Model Development
Model Selection
- When considering what model to use, it’s important to consider not only the model’s performance, measured by metrics such as accuracy, F1 score, and log loss, but also its other properties, such as how much data, compute, and time it needs to train, what’s its inference latency, and interpretability.
- Avoid the state-of-the-art trap
- Researchers often only evaluate models in academic settings, which means that a model being state of the art often means that it performs better than existing models on some static datasets. It doesn’t mean that this model will be fast enough or cheap enough for you to implement. It doesn’t even mean that this model will perform better than other models on your data.
- Start with the simplest models
- Simplest models are not always the same as models with the least effort. For example, pretrained BERT models are complex, but they require little effort to get started with, especially if you use a ready-made implementation like the one in Hugging Face’s Transformer. In this case, it’s not a bad idea to use the complex solution, given that the community around this solution is well developed enough to help you get through any problems you might encounter. However, you might still want to experiment with simpler solutions to ensure that pretrained BERT is indeed better than those simpler solutions for your problem. Pretrained BERT might be low effort to start with, but it can be quite high effort to improve upon. Whereas if you start with a simpler model, there’ll be a lot of room for you to improve upon your model.
- Avoid human biases in selecting models
- Evaluate good performance now versus good performance later
- While evaluating models, you might want to take into account their potential for improvements in the near future, and how easy/difficult it is to achieve those improvements.
- A situation that I’ve encountered is when a team evaluates a simple neural network against a collaborative filtering model for making recommendations. When evaluating both models offline, the collaborative filtering model outperformed. However, the simple neural network can update itself with each incoming example, whereas the collaborative filtering has to look at all the data to update its underlying matrix. The team decided to deploy both the collaborative filtering model and the simple neural network. They used the collaborative filtering model to make predictions for users, and continually trained the simple neural network in production with new, incoming data.

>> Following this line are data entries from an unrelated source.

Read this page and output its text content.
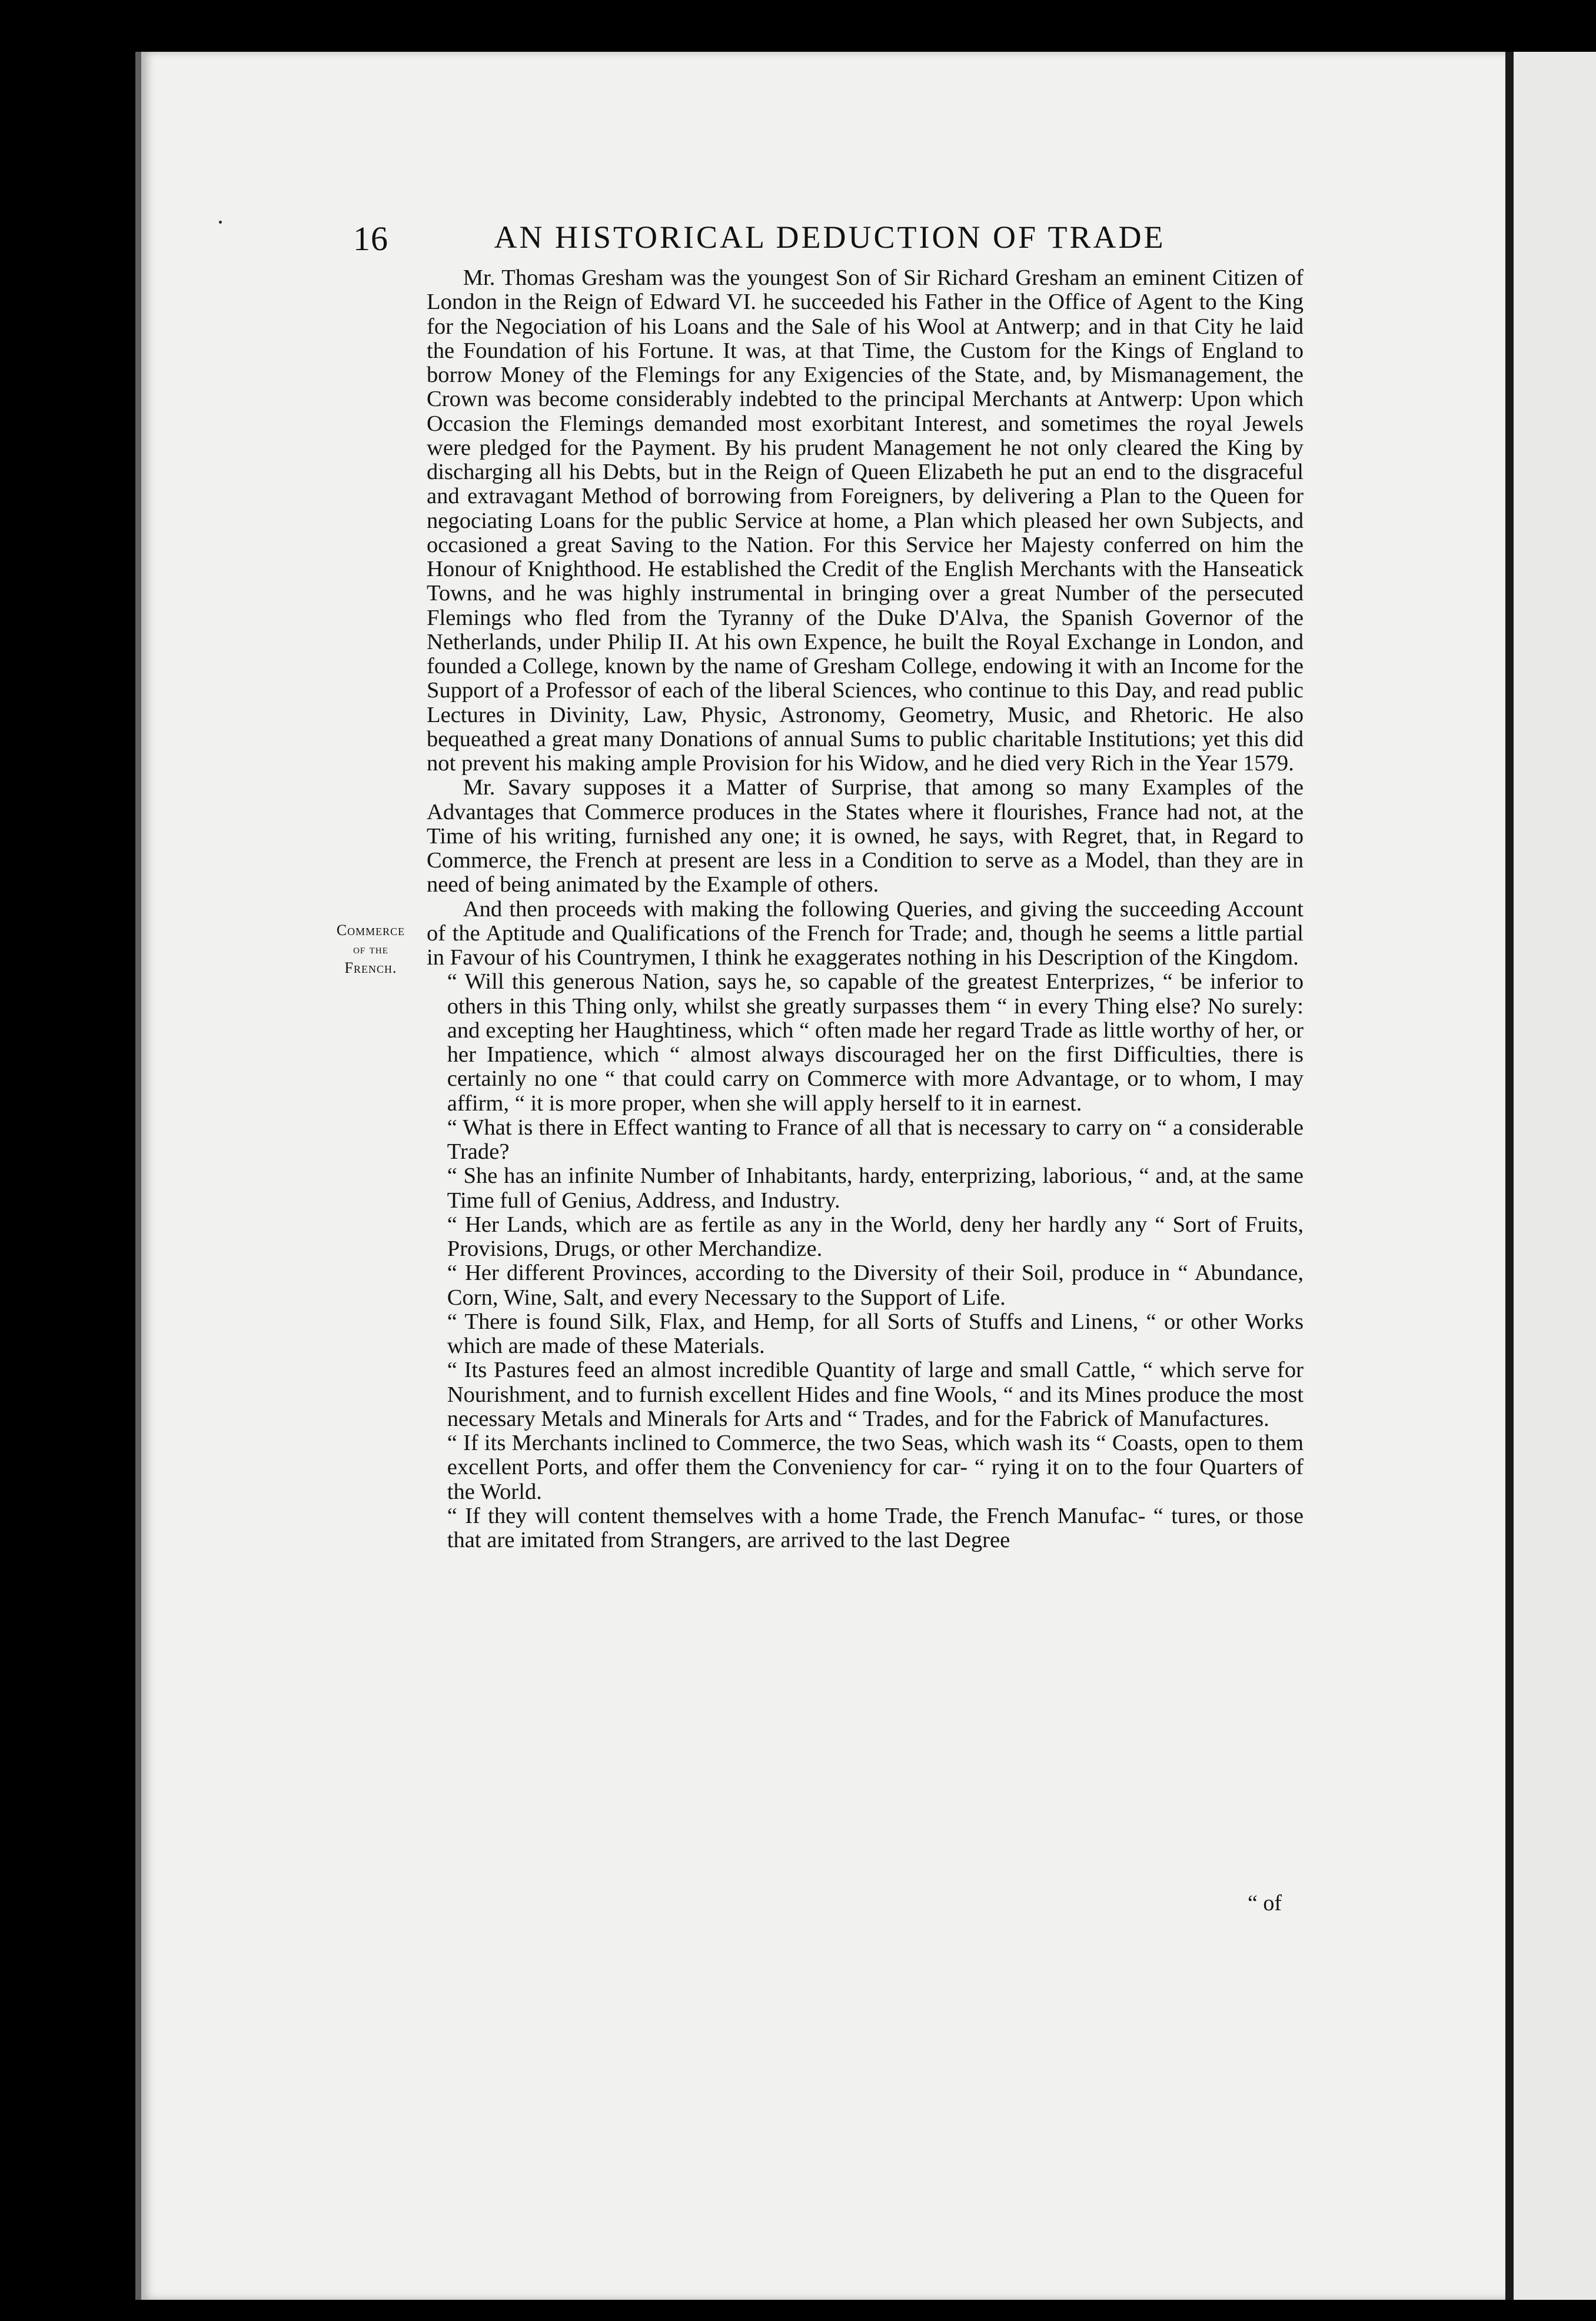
16	AN HISTORICAL DEDUCTION OF TRADE
Commerce
of the
French.

Mr. Thomas Gresham was the youngest Son of Sir Richard Gresham an eminent Citizen of London in the Reign of Edward VI. he succeeded his Father in the Office of Agent to the King for the Negociation of his Loans and the Sale of his Wool at Antwerp; and in that City he laid the Foundation of his Fortune. It was, at that Time, the Custom for the Kings of England to borrow Money of the Flemings for any Exigencies of the State, and, by Mismanagement, the Crown was become considerably indebted to the principal Merchants at Antwerp: Upon which Occasion the Flemings demanded most exorbitant Interest, and sometimes the royal Jewels were pledged for the Payment. By his prudent Management he not only cleared the King by discharging all his Debts, but in the Reign of Queen Elizabeth he put an end to the disgraceful and extravagant Method of borrowing from Foreigners, by delivering a Plan to the Queen for negociating Loans for the public Service at home, a Plan which pleased her own Subjects, and occasioned a great Saving to the Nation. For this Service her Majesty conferred on him the Honour of Knighthood. He established the Credit of the English Merchants with the Hanseatick Towns, and he was highly instrumental in bringing over a great Number of the persecuted Flemings who fled from the Tyranny of the Duke D'Alva, the Spanish Governor of the Netherlands, under Philip II. At his own Expence, he built the Royal Exchange in London, and founded a College, known by the name of Gresham College, endowing it with an Income for the Support of a Professor of each of the liberal Sciences, who continue to this Day, and read public Lectures in Divinity, Law, Physic, Astronomy, Geometry, Music, and Rhetoric. He also bequeathed a great many Donations of annual Sums to public charitable Institutions; yet this did not prevent his making ample Provision for his Widow, and he died very Rich in the Year 1579.

Mr. Savary supposes it a Matter of Surprise, that among so many Examples of the Advantages that Commerce produces in the States where it flourishes, France had not, at the Time of his writing, furnished any one; it is owned, he says, with Regret, that, in Regard to Commerce, the French at present are less in a Condition to serve as a Model, than they are in need of being animated by the Example of others.

And then proceeds with making the following Queries, and giving the succeeding Account of the Aptitude and Qualifications of the French for Trade; and, though he seems a little partial in Favour of his Countrymen, I think he exaggerates nothing in his Description of the Kingdom.

“ Will this generous Nation, says he, so capable of the greatest Enterprizes, “ be inferior to others in this Thing only, whilst she greatly surpasses them “ in every Thing else? No surely: and excepting her Haughtiness, which “ often made her regard Trade as little worthy of her, or her Impatience, which “ almost always discouraged her on the first Difficulties, there is certainly no one “ that could carry on Commerce with more Advantage, or to whom, I may affirm, “ it is more proper, when she will apply herself to it in earnest.

“ What is there in Effect wanting to France of all that is necessary to carry on “ a considerable Trade?

“ She has an infinite Number of Inhabitants, hardy, enterprizing, laborious, “ and, at the same Time full of Genius, Address, and Industry.

“ Her Lands, which are as fertile as any in the World, deny her hardly any “ Sort of Fruits, Provisions, Drugs, or other Merchandize.

“ Her different Provinces, according to the Diversity of their Soil, produce in “ Abundance, Corn, Wine, Salt, and every Necessary to the Support of Life.

“ There is found Silk, Flax, and Hemp, for all Sorts of Stuffs and Linens, “ or other Works which are made of these Materials.

“ Its Pastures feed an almost incredible Quantity of large and small Cattle, “ which serve for Nourishment, and to furnish excellent Hides and fine Wools, “ and its Mines produce the most necessary Metals and Minerals for Arts and “ Trades, and for the Fabrick of Manufactures.

“ If its Merchants inclined to Commerce, the two Seas, which wash its “ Coasts, open to them excellent Ports, and offer them the Conveniency for car- “ rying it on to the four Quarters of the World.

“ If they will content themselves with a home Trade, the French Manufac- “ tures, or those that are imitated from Strangers, are arrived to the last Degree

“ of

After two weeks, the simple neural network was able to outperform the collaborative filtering model.
- Evaluate trade-offs
- Understand the model’s assumptions
Ensembles
Bagging
- Bagging, shortened from bootstrap aggregating, is designed to improve both the training stability and accuracy of ML algorithms. It reduces variance and helps to avoid overfitting.
Boosting
- Boosting is a family of iterative ensemble algorithms that convert weak learners to strong ones. Each learner in this ensemble is trained on the same set of samples, but the samples are weighted differently among iterations. As a result, future weak learners focus more on the examples that previous weak learners misclassified.
Stacking
Reference
Model Debugging
- Start simple and gradually add more components
- Overfit a single batch - If it’s for image recognition, overfit on 10 images and see if you can get the accuracy to be 100%, or if it’s for machine translation, overfit on 100 sentence pairs and see if you can get to a BLEU score of near 100. If it can’t overfit a small amount of data, there might be something wrong with your implementation.
- Set a random seed
Distributed Training
- Gradient-checkpointing
Data parallelism
- Each worker has its own copy of the whole model and does all the computation necessary for its copy of the model
- Synchronous SGD and Asynchronous SGD - The way in which gradients are combined in parallel training
Model Parallelism
- Model parallelism is when different components of your model are trained on different machines
Pipeline parallelism
AutoML
Soft AutoML : Hyperparameter tuning
Hard AutoML: Architecture search and learned optimizer
- what if we replace the functions that specify the update rule with a neural network? How much to update the model’s weights will be calculated by this neural network. This approach results in learned optimizers, as opposed to hand-designed optimizers.